Carovane cammellate e truppe di ascari al seguito, la Lega punta dritto verso il meridione. Forti degli ultimi sondaggi, gli uomini del Carroccio hanno capito che il bacino elettorale della Val Padana non basta più. È giunto il momento di candidarsi anche al Sud. Da Lampedusa a Napoli, adesso la camicie verdi rivendicano il diritto di un posto al sole. E Roma Ladrona, la munnezza napoletana e l’invasione degli insegnanti calabresi? Roba vecchia. A spazzare via i residui imbarazzi ci ha pensato Renzo, il figlio del capo. L’annuncio del rampollo del Senatùr è arrivato pochi giorni fa, dalle colonne di Diva e Donna: «Mi sento napoletano – il clamoroso outing – Il Sud fa parte di me e della mia storia».
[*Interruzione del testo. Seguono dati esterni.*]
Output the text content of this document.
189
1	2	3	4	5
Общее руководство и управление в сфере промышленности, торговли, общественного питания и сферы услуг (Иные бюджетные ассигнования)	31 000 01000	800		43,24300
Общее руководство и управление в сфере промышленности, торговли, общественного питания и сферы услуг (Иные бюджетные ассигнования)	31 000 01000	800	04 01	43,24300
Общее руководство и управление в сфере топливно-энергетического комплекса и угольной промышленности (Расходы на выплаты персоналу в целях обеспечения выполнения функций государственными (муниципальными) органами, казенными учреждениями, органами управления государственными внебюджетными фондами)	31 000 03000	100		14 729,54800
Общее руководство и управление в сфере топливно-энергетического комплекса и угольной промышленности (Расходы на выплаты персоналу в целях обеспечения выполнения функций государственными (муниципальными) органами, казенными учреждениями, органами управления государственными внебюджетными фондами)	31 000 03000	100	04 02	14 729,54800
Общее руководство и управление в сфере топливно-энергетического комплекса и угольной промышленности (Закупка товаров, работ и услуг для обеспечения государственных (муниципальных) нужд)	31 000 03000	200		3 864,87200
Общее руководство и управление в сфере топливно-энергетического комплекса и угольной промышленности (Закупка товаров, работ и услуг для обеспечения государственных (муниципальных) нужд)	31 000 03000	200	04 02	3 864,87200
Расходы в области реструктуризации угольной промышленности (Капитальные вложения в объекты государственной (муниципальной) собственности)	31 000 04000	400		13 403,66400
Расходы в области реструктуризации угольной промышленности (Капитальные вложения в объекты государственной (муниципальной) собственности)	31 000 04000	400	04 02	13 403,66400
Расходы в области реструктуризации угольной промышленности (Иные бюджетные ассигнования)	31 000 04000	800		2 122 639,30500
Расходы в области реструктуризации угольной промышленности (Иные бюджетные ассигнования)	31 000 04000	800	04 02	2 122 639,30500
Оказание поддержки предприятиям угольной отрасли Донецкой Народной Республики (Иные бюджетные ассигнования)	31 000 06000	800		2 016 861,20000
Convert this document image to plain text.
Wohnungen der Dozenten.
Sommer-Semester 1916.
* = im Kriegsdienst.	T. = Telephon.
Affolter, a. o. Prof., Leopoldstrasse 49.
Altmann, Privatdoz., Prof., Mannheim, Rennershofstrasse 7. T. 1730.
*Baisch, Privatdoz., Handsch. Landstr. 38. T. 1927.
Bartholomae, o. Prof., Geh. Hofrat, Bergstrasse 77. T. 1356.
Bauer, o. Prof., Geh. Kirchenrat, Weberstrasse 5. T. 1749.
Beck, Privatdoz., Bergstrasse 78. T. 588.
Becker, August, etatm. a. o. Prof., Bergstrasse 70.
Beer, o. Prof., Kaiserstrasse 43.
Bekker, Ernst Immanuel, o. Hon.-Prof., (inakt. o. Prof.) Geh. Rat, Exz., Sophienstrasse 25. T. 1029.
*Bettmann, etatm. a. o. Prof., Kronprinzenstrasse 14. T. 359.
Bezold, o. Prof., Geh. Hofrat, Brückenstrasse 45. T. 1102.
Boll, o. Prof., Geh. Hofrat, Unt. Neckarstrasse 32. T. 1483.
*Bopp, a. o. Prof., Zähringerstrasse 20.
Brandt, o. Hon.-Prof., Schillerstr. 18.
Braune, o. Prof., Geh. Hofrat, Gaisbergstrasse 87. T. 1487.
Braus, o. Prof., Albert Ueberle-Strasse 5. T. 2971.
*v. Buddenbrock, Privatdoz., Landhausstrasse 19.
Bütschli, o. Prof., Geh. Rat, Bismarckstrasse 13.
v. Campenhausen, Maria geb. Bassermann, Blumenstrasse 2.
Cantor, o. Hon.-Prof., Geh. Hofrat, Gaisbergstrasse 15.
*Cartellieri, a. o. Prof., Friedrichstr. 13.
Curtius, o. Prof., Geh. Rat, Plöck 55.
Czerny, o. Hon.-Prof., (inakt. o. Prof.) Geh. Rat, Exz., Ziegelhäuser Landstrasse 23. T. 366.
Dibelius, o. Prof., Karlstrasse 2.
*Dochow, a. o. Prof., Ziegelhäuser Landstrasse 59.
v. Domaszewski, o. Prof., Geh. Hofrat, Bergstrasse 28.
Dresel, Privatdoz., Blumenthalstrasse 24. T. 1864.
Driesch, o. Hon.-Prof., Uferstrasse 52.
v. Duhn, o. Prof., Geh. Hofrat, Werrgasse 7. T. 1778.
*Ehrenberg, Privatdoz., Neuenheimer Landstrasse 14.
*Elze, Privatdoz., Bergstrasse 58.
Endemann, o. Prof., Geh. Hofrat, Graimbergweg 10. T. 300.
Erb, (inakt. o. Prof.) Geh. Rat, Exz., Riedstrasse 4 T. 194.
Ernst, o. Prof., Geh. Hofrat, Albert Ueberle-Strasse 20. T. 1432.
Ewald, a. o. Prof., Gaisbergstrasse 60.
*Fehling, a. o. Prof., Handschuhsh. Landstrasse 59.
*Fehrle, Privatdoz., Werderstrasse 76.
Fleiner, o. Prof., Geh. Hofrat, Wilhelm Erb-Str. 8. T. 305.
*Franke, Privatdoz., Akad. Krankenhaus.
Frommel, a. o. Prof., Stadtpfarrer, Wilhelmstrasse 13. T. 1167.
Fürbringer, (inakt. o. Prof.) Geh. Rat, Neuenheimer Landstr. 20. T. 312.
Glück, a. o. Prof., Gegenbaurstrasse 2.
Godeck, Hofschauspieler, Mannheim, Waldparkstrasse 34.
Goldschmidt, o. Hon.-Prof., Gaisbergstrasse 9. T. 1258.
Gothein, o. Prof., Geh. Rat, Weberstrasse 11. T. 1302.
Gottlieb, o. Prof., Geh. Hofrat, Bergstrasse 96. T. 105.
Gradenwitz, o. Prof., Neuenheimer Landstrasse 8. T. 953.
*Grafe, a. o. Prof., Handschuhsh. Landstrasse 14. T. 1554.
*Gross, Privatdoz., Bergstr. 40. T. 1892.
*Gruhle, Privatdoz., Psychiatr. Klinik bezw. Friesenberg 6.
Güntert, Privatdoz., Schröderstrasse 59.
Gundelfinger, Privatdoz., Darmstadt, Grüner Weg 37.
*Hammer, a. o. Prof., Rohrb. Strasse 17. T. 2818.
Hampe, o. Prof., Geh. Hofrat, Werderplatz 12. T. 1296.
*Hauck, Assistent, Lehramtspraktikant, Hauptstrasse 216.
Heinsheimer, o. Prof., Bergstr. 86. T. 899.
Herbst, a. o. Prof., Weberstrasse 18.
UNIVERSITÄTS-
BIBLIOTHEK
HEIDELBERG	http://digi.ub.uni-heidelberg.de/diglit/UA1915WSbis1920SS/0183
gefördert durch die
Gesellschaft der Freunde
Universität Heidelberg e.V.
Il Trota si scopre terrone. I dirigenti del partito si adeguano, i militanti del Carroccio ingoiano l’amaro boccone (di polenta). L’unico a non stupirsi è proprio Umberto Bossi. Il colonialismo padano lui lo teorizza da anni. Nella primavera 2009 il leader leghista inviò persino una piccola pattuglia di parlamentari in avanscoperta. Un viaggio dalla Puglia alla Sicilia, per presentare il progetto federalista e mettere piede in Regioni fino ad allora sconosciute.
Pochi mesi dopo quel viaggio, il Carroccio presentò una sua lista alle Europee nella circoscrizione Sud. A Strasburgo, di quei pionieri padani, non ne arrivò nemmeno uno. Ma quell’esperienza servì per tracciare la strada. Simbolo di quella campagna elettorale resta ancora oggi la figura di Carmela Santagati, calabrese, ventotto anni, la più giovane candidata della Lega. Nel comune campano di Castel Volturno raggiunse un successo sorprendente: seconda più votata, meglio di lei solo il presidente Silvio Berlusconi.
La Lega Nord e la Calabria. Un legame recente, ma già solido. In Senato il Carroccio ha depositato un disegno di legge a favore di “Catanzaro capitale regionale”. Un progetto per destinare centinaia di milioni di euro di fondi pubblici alla città calabrese, tra interventi strutturali e incentivi alle attività industriali e imprenditoriali dell’area. Il proponente è Enrico Montani. Giovane senatore piemontese, Umberto Bossi lo ha scelto due anni fa come coordinatore della Lega per le regioni meridionali. Una sorta di governatore d’oltremare, l’Italo Balbo del Senatùr.
Sempre tra i banchi di Palazzo Madama siede Angela Maraventano. Leghista marchigiana di San Benedetto del Tronto. Una missionaria del Carroccio: qualche anno fa ha deciso di candidarsi alle comunali di Lampedusa. Oggi, vicesindaco dell’isola agrigentina, combatte in prima linea contro l’immigrazione clandestina.
La ricetta leghista può funzionare anche al meridione. A via Bellerio ne sono convinti. Per raccogliere qualche consenso anche sotto l’Arno può aiutare il tema della sicurezza. Non è un caso che la scorsa estate, in una rara intervista rilasciata al quotidiano Il Mattino di Napoli, il ministro dell’Interno Roberto Maroni ha proposto, senza troppi giri di parole, di esportare anche a Napoli «il modello leghista».
Extracomunitari, ma anche calcio. Sono lontani i tempi in cui Renzo Bossi – team manager della squadra padana – confermava beffardo di tifare contro la nazionale azzurra. Ormai a legare alcuni dirigenti leghisti al Sud è proprio la passione per il pallone. Gente come Nunziante Consiglio, camicia verde irreprensibile a Montecitorio e tifosissimo del Napoli di Cavani. Oppure Pierguido Vanalli, deputato leghista, sindaco della città simbolo di Pontida e ultrà romanista.
E dire che Roma è una delle poche realtà italiane dove la Lega non riesce ad attecchire. A via Bellerio ci hanno provato, eccome. Nel 2005 avevano persino affittato una villetta a via di Grotta Perfetta, sull’Ardeatina. Doveva diventare la sede del partito nella Capitale. Ma la periferia sud di Roma Ladrona forse non era il posto giusto per un esperimento di questo tipo. Dopo insulti, minacce e qualche petardo, nel 2007 i coordinatori capitolini del Carroccio arrotolarono la bandiera con il sole della Alpi e chiusero la sede.